In [None]:
import pandas as pd
from sklearn.datasets import load_iris
import matplotlib.pyplot as plt
from sklearn.model_selection import train_test_split
from sklearn.neighbors import KNeighborsClassifier

from sklearn.datasets import load_wine
from sklearn.preprocessing import StandardScaler
from sklearn.linear_model import LogisticRegression

from sklearn.datasets import load_breast_cancer
from sklearn.pipeline import Pipeline
from sklearn.model_selection import GridSearchCV

# Part A

In [None]:
iris = load_iris()
df = pd.DataFrame(iris.data, columns=iris.feature_names)
print("(rows, columns)")
print(df.shape)
print("Feature Names: ")
print(iris.feature_names)
print("Target Names: ")
print(iris.target_names)
print("First five rows: ")
print(df.head(5))

plt.scatter(df["sepal length (cm)"],df["petal length (cm)"])
plt.title("Sepal Length vs Petal Length (Iris Dataset)")
plt.xlabel("petal length (cm)")
plt.ylabel("sepal length (cm)")
plt.show()

# Part B

In [None]:
# declaring X (Features) and y (Target)
y = iris.target
X = iris.data
# splitting the data into training (80%) and testing data (20%).
X_train,X_test,y_train,y_test = train_test_split(X,y, test_size=0.2, random_state=42, stratify=y)
# instansiating the model (KNN)
knn_classifier = KNeighborsClassifier(n_neighbors=3)
# training the model
knn_classifier.fit(X_train,y_train)
# printing the accuracy of the model by comparing it with the test data.
print(knn_classifier.score(X_test,y_test))

# Part C


In [None]:
wine =  load_wine()
df = pd.DataFrame(wine.data,columns=wine.feature_names)
X = wine.data
y = wine.target

X_train,X_test,y_train,y_test= train_test_split(X,y, test_size=0.2, stratify=y)

l_regression = LogisticRegression()
l_regression1 =LogisticRegression()
l_regression.fit(X_train,y_train)

print(f"without scaling: {l_regression.score(X_test,y_test)}")

scaler = StandardScaler()
X_train_standard = scaler.fit_transform(X_train)
X_test_standard = scaler.transform(X_test)
l_regression1.fit(X_train_standard,y_train)
print(f"with scaling: {l_regression1.score(X_test_standard,y_test)}")


Scaling had a positive impact on the accuracy of the model.
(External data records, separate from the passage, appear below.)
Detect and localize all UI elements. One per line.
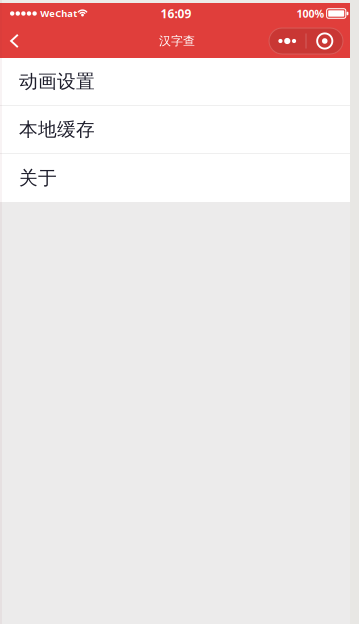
staticText: 16:09 xyxy=(160,6,192,21)
button[interactable]: Back xyxy=(0,24,29,58)
button[interactable]: 本地缓存 xyxy=(0,106,350,154)
staticText: 汉字查 xyxy=(159,34,195,48)
staticText: 动画设置 xyxy=(19,70,95,93)
staticText: 关于 xyxy=(19,166,57,189)
staticText: 100% xyxy=(296,6,324,21)
button[interactable]: 关于 xyxy=(0,154,350,202)
staticText: WeChat xyxy=(40,7,77,20)
button[interactable]: More options and close mini program xyxy=(269,24,343,58)
button[interactable]: 动画设置 xyxy=(0,58,350,106)
staticText: 本地缓存 xyxy=(19,118,95,141)
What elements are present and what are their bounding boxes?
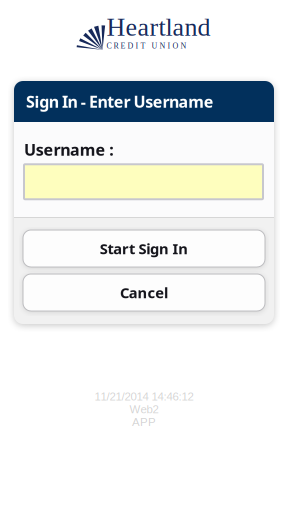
- staticText: Username :: [24, 139, 113, 160]
- staticText: C R E D I T U N I O N: [106, 42, 186, 50]
- staticText: Heartland: [106, 13, 210, 42]
- button[interactable]: Start Sign In: [23, 230, 265, 267]
- staticText: APP: [132, 416, 156, 428]
- staticText: Cancel: [120, 283, 168, 302]
- staticText: Sign In - Enter Username: [26, 91, 214, 112]
- staticText: 11/21/2014 14:46:12: [94, 390, 194, 403]
- staticText: Start Sign In: [100, 239, 188, 258]
- button[interactable]: Cancel: [23, 274, 265, 311]
- staticText: Web2: [130, 403, 158, 416]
Without scaling, features with larger numeric values may dominate the optimization and that is why the accuracy is comparatively lower without scaling the features data.
when we standarized the feature data, all columns were contributing same towards training the model and that is why the accuracy is higher in this case. 

# Part D

In [None]:
cancer = load_breast_cancer()

X_train,X_test,y_train,y_test = train_test_split(cancer.data,cancer.target,test_size=0.2, stratify=cancer.target)
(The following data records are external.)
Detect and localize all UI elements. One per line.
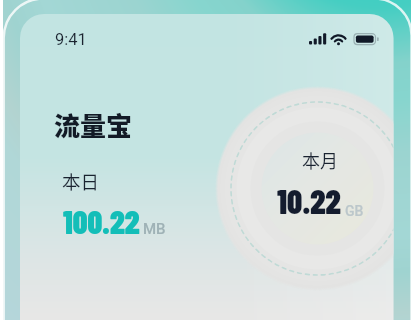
- other: Status icons: [309, 32, 379, 46]
- staticText: MB: [143, 220, 166, 238]
- staticText: 本日: [62, 168, 100, 195]
- staticText: 流量宝: [54, 106, 133, 144]
- staticText: 9:41: [55, 30, 87, 49]
- staticText: 10.22: [277, 181, 341, 221]
- staticText: 本月: [302, 147, 338, 173]
- staticText: GB: [345, 203, 364, 219]
- staticText: 100.22: [63, 202, 140, 240]
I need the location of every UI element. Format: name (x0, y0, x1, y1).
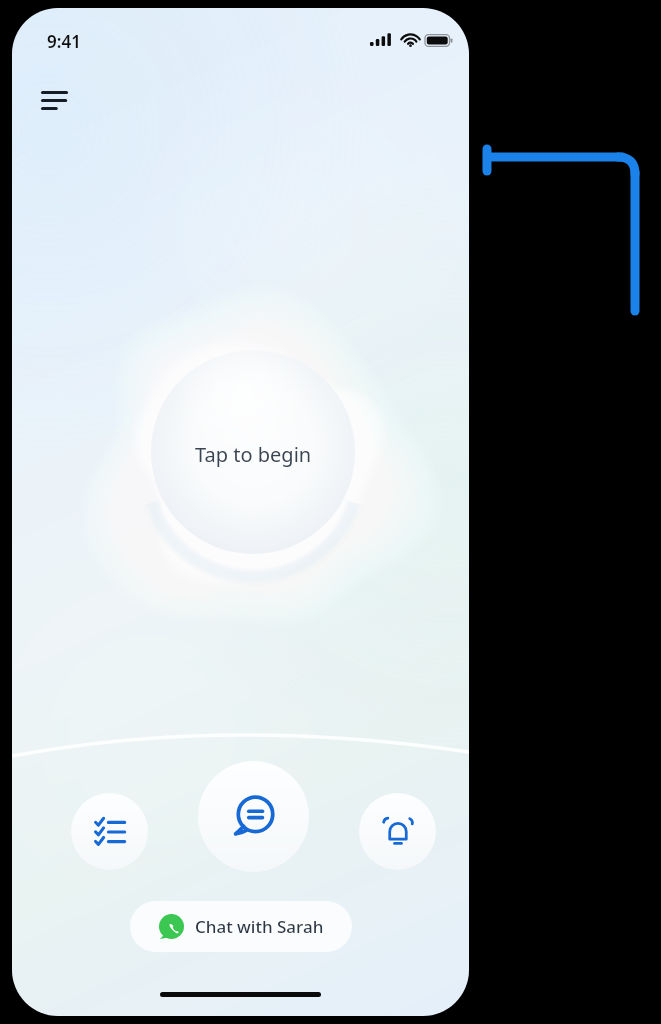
button[interactable]: Tap to begin (76, 286, 430, 630)
button[interactable]: Messages (198, 761, 309, 872)
button[interactable]: Tasks (71, 793, 148, 870)
staticText: Tap to begin (195, 441, 312, 468)
staticText: 9:41 (47, 30, 81, 53)
button[interactable]: Menu (30, 76, 78, 124)
staticText: Chat with Sarah (195, 915, 324, 938)
button[interactable]: Notifications (359, 793, 436, 870)
button[interactable]: Chat with Sarah (130, 901, 352, 952)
# building a pipeline which helps  organizing the code and to avoid extra steps.
pipeline = Pipeline([
    ('scaler' , StandardScaler()),
    ('regression', LogisticRegression(max_iter=1000, solver='lbfgs'))
    ])
pipeline.fit(X_train,y_train)
print(f"Final test accuracy: {pipeline.score(X_test,y_test,)}")

# Part E


In [None]:
X, y = iris.data, iris.target

X_train, X_test, y_train, y_test = train_test_split(
    X, y, test_size=0.2, random_state=42, stratify=y
)

param_grid = {'n_neighbors': [1,3,5,7,9]}

# GridSearchCV with 5-fold cross validation
grid = GridSearchCV(KNeighborsClassifier(), param_grid, cv=5)
grid.fit(X_train, y_train)

print("Best parameters:", grid.best_params_)
print("Best CV score:", grid.best_score_)

# Evaluate best model on test set
print("Test set accuracy:", grid.best_estimator_.score(X_test, y_test))

Cross-validation is a technique by which we can evaluate the best performing model by checking the diffrent combinations of data used for training.